Van Genugten was the fastest of the four Iveco’s, taking revenge for the mudbath that had cost him three hours in the fifth stage. Starting from fourteenth he rapidly closed in on the trucks that had left before him. Just when he wanted to overtake them, he had to stop. “We missed a waypoint”, Van Genugten explained. “Not by far, but just by a bit. You have to be within 300 meters of the waypoint to catch it and we were just a little bit off course. So we had to turn around but fifteen minutes later we overtook them again.”
The dunes and fast sandy tracks were exactly how Van Genugten likes it, so he could spur his truck. “On the restday we already decided as a team that we would assist Gerard and Federico, so I will wait for Gerard and close in behind him. I’ve wasted my own chances for a good result in the rankings, but coming in second today feels very good. It’s a confirmation of what we are capable of.”
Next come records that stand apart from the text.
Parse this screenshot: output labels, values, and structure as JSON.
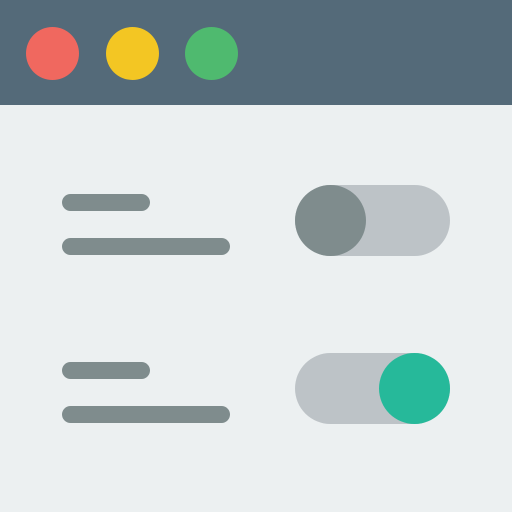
{
  "window": {
    "controls": {
      "close": {
        "icon": "close-dot-icon",
        "color": "#F0685F"
      },
      "minimize": {
        "icon": "minimize-dot-icon",
        "color": "#F3C623"
      },
      "zoom": {
        "icon": "zoom-dot-icon",
        "color": "#4FBA6F"
      }
    },
    "titlebar_color": "#546A79",
    "background": "#ECF0F1"
  },
  "settings": [
    {
      "label": "",
      "description": "",
      "enabled": false,
      "knob_color": "#7F8C8D",
      "track_color": "#BDC3C7"
    },
    {
      "label": "",
      "description": "",
      "enabled": true,
      "knob_color": "#26B99A",
      "track_color": "#BDC3C7"
    }
  ]
}
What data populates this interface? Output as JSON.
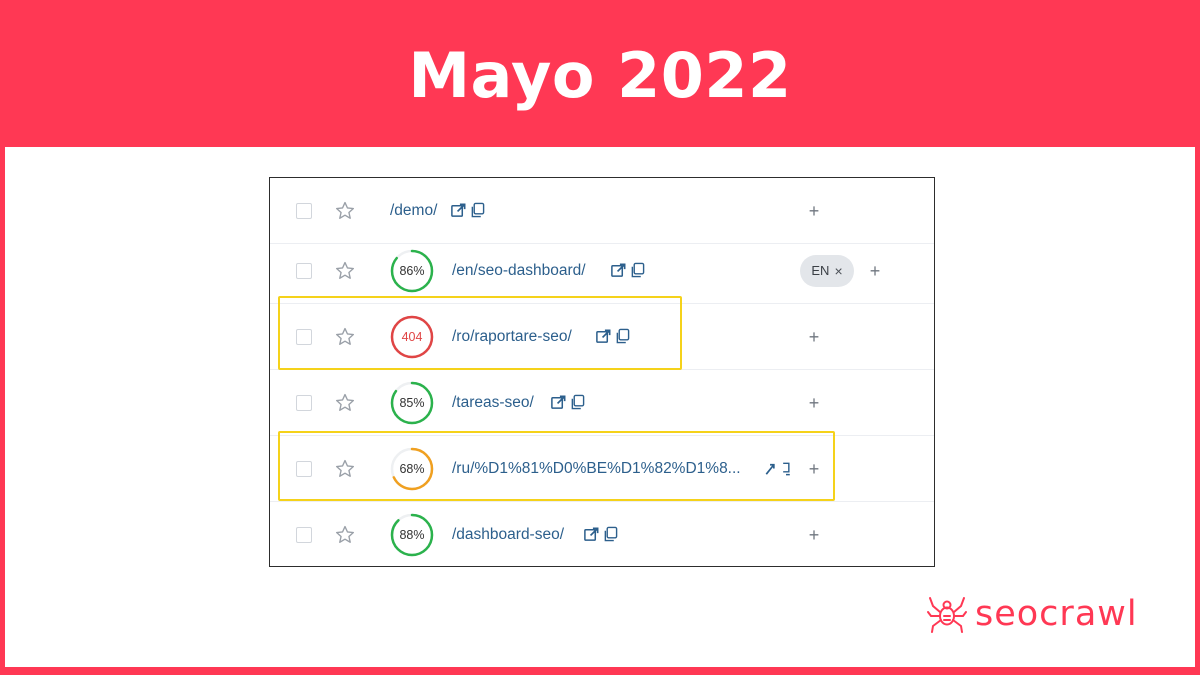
{
  "header": {
    "title": "Mayo 2022"
  },
  "brand": {
    "name": "seocrawl",
    "accent": "#ff3854"
  },
  "table": {
    "rows": [
      {
        "url": "/demo/",
        "score": "",
        "status": "none",
        "tag": "",
        "plus": "+"
      },
      {
        "url": "/en/seo-dashboard/",
        "score": "86%",
        "score_value": 0.86,
        "status": "good",
        "tag": "EN",
        "tag_remove": "×",
        "plus": "+"
      },
      {
        "url": "/ro/raportare-seo/",
        "score": "404",
        "score_value": 1.0,
        "status": "error",
        "tag": "",
        "plus": "+",
        "highlighted": true
      },
      {
        "url": "/tareas-seo/",
        "score": "85%",
        "score_value": 0.85,
        "status": "good",
        "tag": "",
        "plus": "+"
      },
      {
        "url": "/ru/%D1%81%D0%BE%D1%82%D1%8...",
        "score": "68%",
        "score_value": 0.68,
        "status": "medium",
        "tag": "",
        "plus": "+",
        "highlighted": true
      },
      {
        "url": "/dashboard-seo/",
        "score": "88%",
        "score_value": 0.88,
        "status": "good",
        "tag": "",
        "plus": "+"
      }
    ]
  },
  "colors": {
    "good": "#2bb24c",
    "medium": "#f0a020",
    "error": "#e04545",
    "link": "#2c5f8c",
    "highlight": "#f5d21a"
  },
  "icons": {
    "checkbox": "checkbox-icon",
    "star": "star-icon",
    "external": "external-link-icon",
    "copy": "copy-icon",
    "logo": "spider-icon"
  }
}
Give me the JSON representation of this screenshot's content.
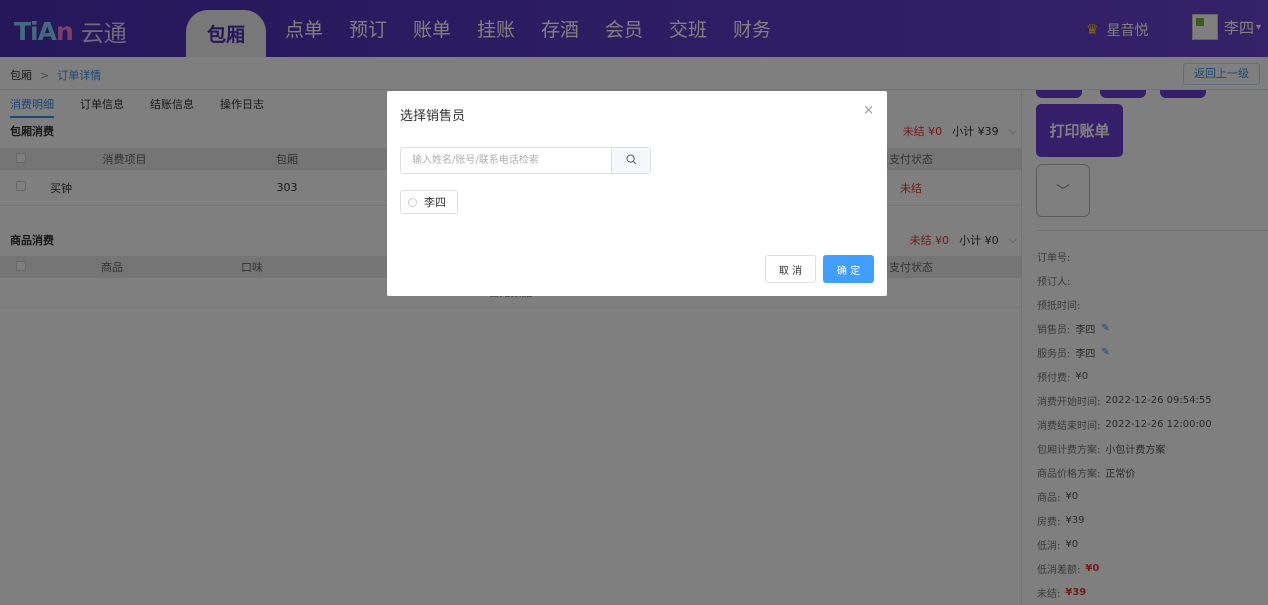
{
  "header": {
    "logo_mark_a": "TiA",
    "logo_mark_b": "n",
    "logo_text": "云通",
    "nav": [
      {
        "label": "包厢",
        "active": true
      },
      {
        "label": "点单"
      },
      {
        "label": "预订"
      },
      {
        "label": "账单"
      },
      {
        "label": "挂账"
      },
      {
        "label": "存酒"
      },
      {
        "label": "会员"
      },
      {
        "label": "交班"
      },
      {
        "label": "财务"
      }
    ],
    "store_icon": "crown-icon",
    "store_name": "星音悦",
    "user_name": "李四"
  },
  "breadcrumb": {
    "root": "包厢",
    "separator": ">",
    "current": "订单详情",
    "back_label": "返回上一级"
  },
  "main": {
    "tabs": [
      "消费明细",
      "订单信息",
      "结账信息",
      "操作日志"
    ],
    "room_section": {
      "title": "包厢消费",
      "unpaid": "未结 ¥0",
      "subtotal": "小计 ¥39",
      "columns": [
        "消费项目",
        "包厢",
        "支付状态"
      ],
      "rows": [
        {
          "item": "买钟",
          "room": "303",
          "status": "未结"
        }
      ]
    },
    "goods_section": {
      "title": "商品消费",
      "unpaid": "未结 ¥0",
      "subtotal": "小计 ¥0",
      "columns": [
        "商品",
        "口味",
        "支付状态"
      ],
      "empty_text": "暂无数据"
    }
  },
  "side": {
    "print_label": "打印账单",
    "info": [
      {
        "k": "订单号:",
        "v": ""
      },
      {
        "k": "预订人:",
        "v": ""
      },
      {
        "k": "预抵时间:",
        "v": ""
      },
      {
        "k": "销售员:",
        "v": "李四",
        "editable": true
      },
      {
        "k": "服务员:",
        "v": "李四",
        "editable": true
      },
      {
        "k": "预付费:",
        "v": "¥0"
      },
      {
        "k": "消费开始时间:",
        "v": "2022-12-26 09:54:55"
      },
      {
        "k": "消费结束时间:",
        "v": "2022-12-26 12:00:00"
      },
      {
        "k": "包厢计费方案:",
        "v": "小包计费方案"
      },
      {
        "k": "商品价格方案:",
        "v": "正常价"
      },
      {
        "k": "商品:",
        "v": "¥0"
      },
      {
        "k": "房费:",
        "v": "¥39"
      },
      {
        "k": "低消:",
        "v": "¥0"
      },
      {
        "k": "低消差额:",
        "v": "¥0",
        "red": true
      },
      {
        "k": "未结:",
        "v": "¥39",
        "red": true
      }
    ]
  },
  "dialog": {
    "title": "选择销售员",
    "close_glyph": "×",
    "search_placeholder": "输入姓名/账号/联系电话检索",
    "search_value": "",
    "options": [
      "李四"
    ],
    "cancel_label": "取 消",
    "confirm_label": "确 定"
  },
  "colors": {
    "brand": "#5a39c6",
    "accent": "#409eff",
    "danger": "#e53935"
  }
}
The time gaps at the finish were surprisingly large for a stage of just 141 kilometres. That also meant changes in the overall standings. Not for De Rooy: he still leads the race. But Dmitri Sotnikov, who won the stage, took over second place in the race. The Russian is 2 minutes 11 seconds behind the defending champion. Eduard Nikolaev is in third, at 5:57. Federico Villagra moved up a place into fifth, 33:42 behind De Rooy.